[Cryptography] New White Paper: GhostLine - Information-Theoretically Secure Multi-Party Chat
Kristian Gjøsteen
kristian.gjosteen at ntnu.no
Mon Sep 8 15:51:43 EDT 2025
8. sep. 2025 kl. 15:21 skrev Patrick Chkoreff <pc at fexl.com>:
> What you do is roll 64 of those 16-sided dice to produce an initial 256 bit seed. Then you run that seed through SHA256 to produce the next 256 bit seed, and continue that chain indefinitely.
>
> The first 256 bit block is "truly" random; the subsequent blocks are "pseuo" random but nevertheless "random enough." There's your OTP. You could probably extend it for many terabytes.
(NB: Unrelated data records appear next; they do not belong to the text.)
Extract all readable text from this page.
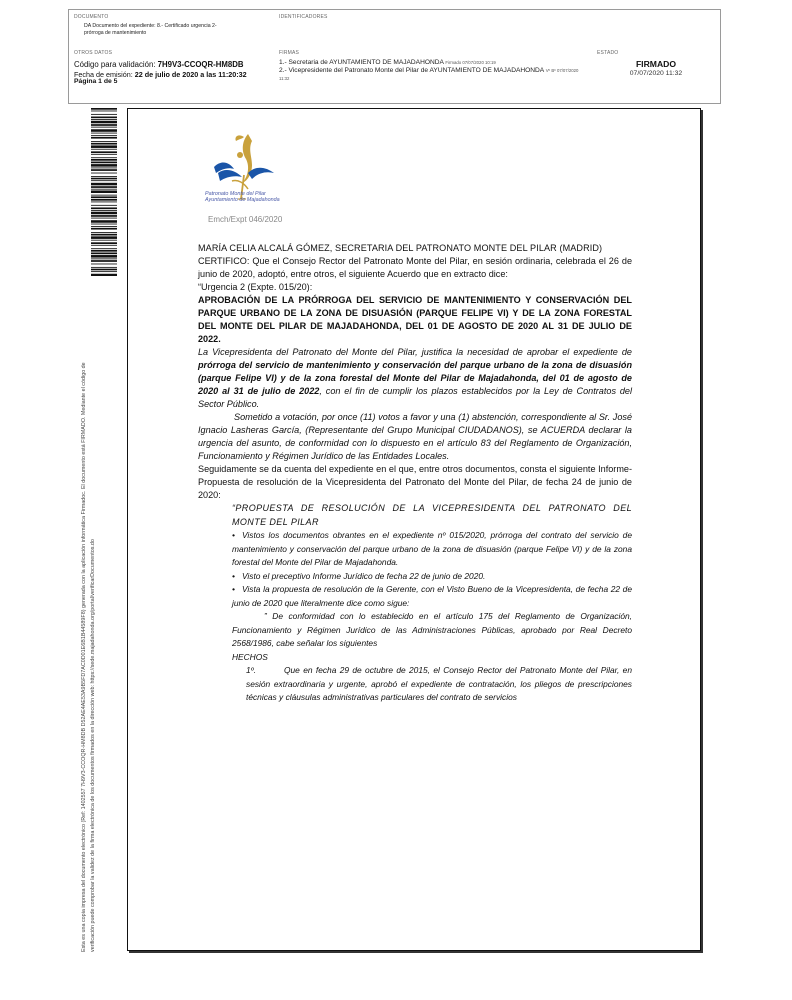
DOCUMENTO
DA Documento del expediente: 8.- Certificado urgencia 2- prórroga de mantenimiento
IDENTIFICADORES
OTROS DATOS
Código para validación: 7H9V3-CCOQR-HM8DB
Fecha de emisión: 22 de julio de 2020 a las 11:20:32
Página 1 de 5
FIRMAS
1.- Secretaria de AYUNTAMIENTO DE MAJADAHONDA Firmado 07/07/2020 10:19
2.- Vicepresidente del Patronato Monte del Pilar de AYUNTAMIENTO DE MAJADAHONDA Vº Bº 07/07/2020 11:32
ESTADO
FIRMADO
07/07/2020 11:32
Esta es una copia impresa del documento electrónico (Ref: 1402557 7H9V3-CCOQR-HM8DB D52AE4AE53A9B5FD7AC0D01E6B1B44589F8) generada con la aplicación informática Firmadoc. El documento está FIRMADO. Mediante el código de verificación puede comprobar la validez de la firma electrónica de los documentos firmados en la dirección web: https://sede.majadahonda.org/portal/verificarDocumentos.do
Patronato Monte del Pilar
Ayuntamiento de Majadahonda
Emch/Expt 046/2020

MARÍA CELIA ALCALÁ GÓMEZ, SECRETARIA DEL PATRONATO MONTE DEL PILAR (MADRID)

CERTIFICO: Que el Consejo Rector del Patronato Monte del Pilar, en sesión ordinaria, celebrada el 26 de junio de 2020, adoptó, entre otros, el siguiente Acuerdo que en extracto dice:

“Urgencia 2 (Expte. 015/20):

APROBACIÓN DE LA PRÓRROGA DEL SERVICIO DE MANTENIMIENTO Y CONSERVACIÓN DEL PARQUE URBANO DE LA ZONA DE DISUASIÓN (PARQUE FELIPE VI) Y DE LA ZONA FORESTAL DEL MONTE DEL PILAR DE MAJADAHONDA, DEL 01 DE AGOSTO DE 2020 AL 31 DE JULIO DE 2022.

La Vicepresidenta del Patronato del Monte del Pilar, justifica la necesidad de aprobar el expediente de prórroga del servicio de mantenimiento y conservación del parque urbano de la zona de disuasión (parque Felipe VI) y de la zona forestal del Monte del Pilar de Majadahonda, del 01 de agosto de 2020 al 31 de julio de 2022, con el fin de cumplir los plazos establecidos por la Ley de Contratos del Sector Público.

Sometido a votación, por once (11) votos a favor y una (1) abstención, correspondiente al Sr. José Ignacio Lasheras García, (Representante del Grupo Municipal CIUDADANOS), se ACUERDA declarar la urgencia del asunto, de conformidad con lo dispuesto en el artículo 83 del Reglamento de Organización, Funcionamiento y Régimen Jurídico de las Entidades Locales.

Seguidamente se da cuenta del expediente en el que, entre otros documentos, consta el siguiente Informe-Propuesta de resolución de la Vicepresidenta del Patronato del Monte del Pilar, de fecha 24 de junio de 2020:

“PROPUESTA DE RESOLUCIÓN DE LA VICEPRESIDENTA DEL PATRONATO DEL MONTE DEL PILAR

• Vistos los documentos obrantes en el expediente nº 015/2020, prórroga del contrato del servicio de mantenimiento y conservación del parque urbano de la zona de disuasión (parque Felipe VI) y de la zona forestal del Monte del Pilar de Majadahonda.

• Visto el preceptivo Informe Jurídico de fecha 22 de junio de 2020.

• Vista la propuesta de resolución de la Gerente, con el Visto Bueno de la Vicepresidenta, de fecha 22 de junio de 2020 que literalmente dice como sigue:

” De conformidad con lo establecido en el artículo 175 del Reglamento de Organización, Funcionamiento y Régimen Jurídico de las Administraciones Públicas, aprobado por Real Decreto 2568/1986, cabe señalar los siguientes

HECHOS

1º.	Que en fecha 29 de octubre de 2015, el Consejo Rector del Patronato Monte del Pilar, en sesión extraordinaria y urgente, aprobó el expediente de contratación, los pliegos de prescripciones técnicas y cláusulas administrativas particulares del contrato de servicios
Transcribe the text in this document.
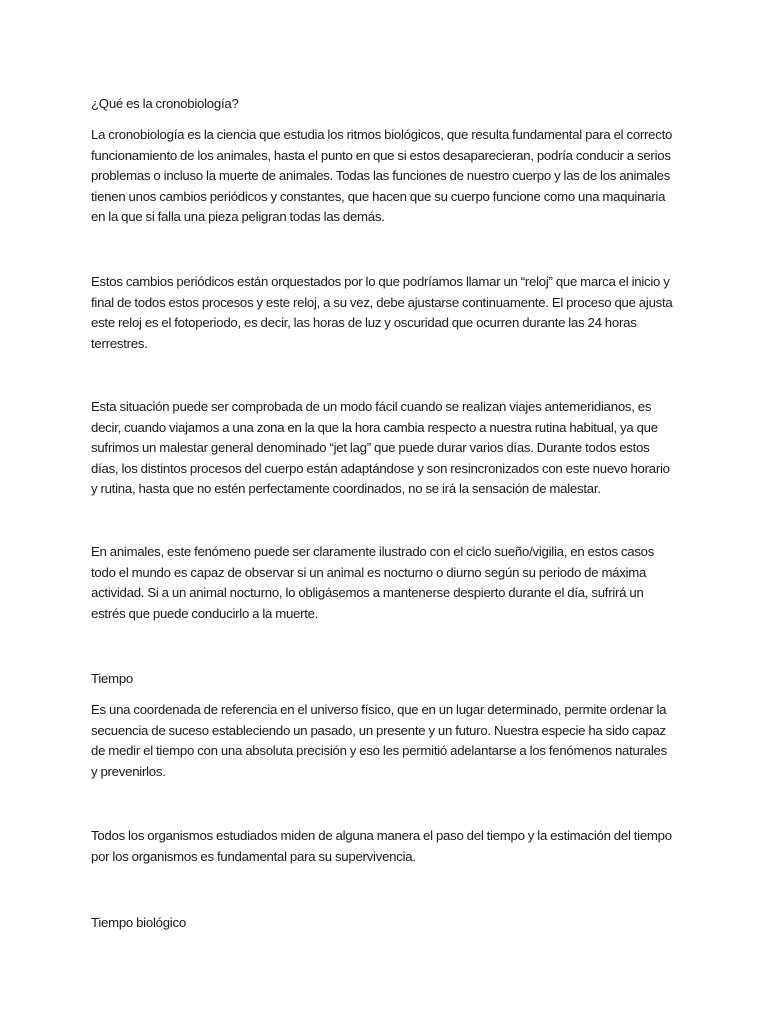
¿Qué es la cronobiología?

La cronobiología es la ciencia que estudia los ritmos biológicos, que resulta fundamental para el correcto

funcionamiento de los animales, hasta el punto en que si estos desaparecieran, podría conducir a serios

problemas o incluso la muerte de animales. Todas las funciones de nuestro cuerpo y las de los animales

tienen unos cambios periódicos y constantes, que hacen que su cuerpo funcione como una maquinaria

en la que si falla una pieza peligran todas las demás.

Estos cambios periódicos están orquestados por lo que podríamos llamar un “reloj” que marca el inicio y

final de todos estos procesos y este reloj, a su vez, debe ajustarse continuamente. El proceso que ajusta

este reloj es el fotoperiodo, es decir, las horas de luz y oscuridad que ocurren durante las 24 horas

terrestres.

Esta situación puede ser comprobada de un modo fácil cuando se realizan viajes antemeridianos, es

decir, cuando viajamos a una zona en la que la hora cambia respecto a nuestra rutina habitual, ya que

sufrimos un malestar general denominado “jet lag” que puede durar varios días. Durante todos estos

días, los distintos procesos del cuerpo están adaptándose y son resincronizados con este nuevo horario

y rutina, hasta que no estén perfectamente coordinados, no se irá la sensación de malestar.

En animales, este fenómeno puede ser claramente ilustrado con el ciclo sueño/vigilia, en estos casos

todo el mundo es capaz de observar si un animal es nocturno o diurno según su periodo de máxima

actividad. Si a un animal nocturno, lo obligásemos a mantenerse despierto durante el día, sufrirá un

estrés que puede conducirlo a la muerte.

Tiempo

Es una coordenada de referencia en el universo físico, que en un lugar determinado, permite ordenar la

secuencia de suceso estableciendo un pasado, un presente y un futuro. Nuestra especie ha sido capaz

de medir el tiempo con una absoluta precisión y eso les permitió adelantarse a los fenómenos naturales

y prevenirlos.

Todos los organismos estudiados miden de alguna manera el paso del tiempo y la estimación del tiempo

por los organismos es fundamental para su supervivencia.

Tiempo biológico
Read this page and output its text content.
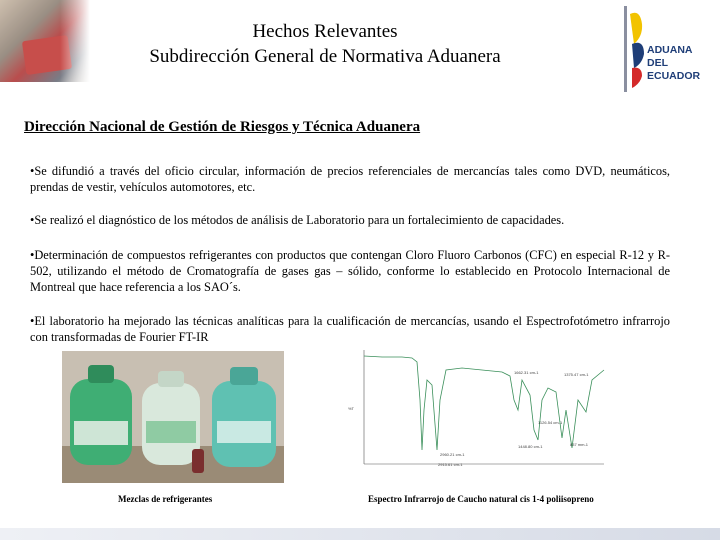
Hechos Relevantes
Subdirección General de Normativa Aduanera	ADUANA
DEL
ECUADOR
Dirección Nacional de Gestión de Riesgos y Técnica Aduanera

•Se difundió a través del oficio circular, información de precios referenciales de mercancías tales como DVD, neumáticos, prendas de vestir, vehículos automotores, etc.

•Se realizó el diagnóstico de los métodos de análisis de Laboratorio para un fortalecimiento de capacidades.

•Determinación de compuestos refrigerantes con productos que contengan Cloro Fluoro Carbonos (CFC) en especial R-12 y R- 502, utilizando el método de Cromatografía de gases gas – sólido, conforme lo establecido en Protocolo Internacional de Montreal que hace referencia a los SAO´s.

•El laboratorio ha mejorado las técnicas analíticas para la cualificación de mercancías, usando el Espectrofotómetro infrarrojo con transformadas de Fourier FT-IR

1662.31 cm-1	1375.47 cm-1
1126.54 cm-1
1448.80 cm-1	837 mm-1
2960.21 cm-1
2915.61 cm-1
%T
Mezclas de refrigerantes	Espectro Infrarrojo de Caucho natural cis 1-4 poliisopreno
Maybe even petabytes.
>
>> How do you distribute the OTP?
>
> You scribble down the initial 256 bit seed onto a small slip of paper in hex notation, meet with your counterparty, and give her the paper.
>
>
> ====> OK, now for one serious question: in the hash chain sequence I describe above, in what way is that NOT suitable for use as an OTP?
It is not suitable, because if you learn one block, you learn every subsequent block.
Instead, we do something like:
First sequence is x1, x2, …, generated as x_{i+1} = SHA-3-256(«0» || x_i), which is almost your sequence.
Second sequence is y1, y2, …, generated as y_i = SHA-3-256(«1» || x_i), which is the actual pseudo-random sequence.
There are a number of variants, which you may or may not care about.
And, even though I guess you know, it must still be said: This is absolutely not a one-time pad. It is a pseudo-random generator, which can easily be turned into a stream cipher.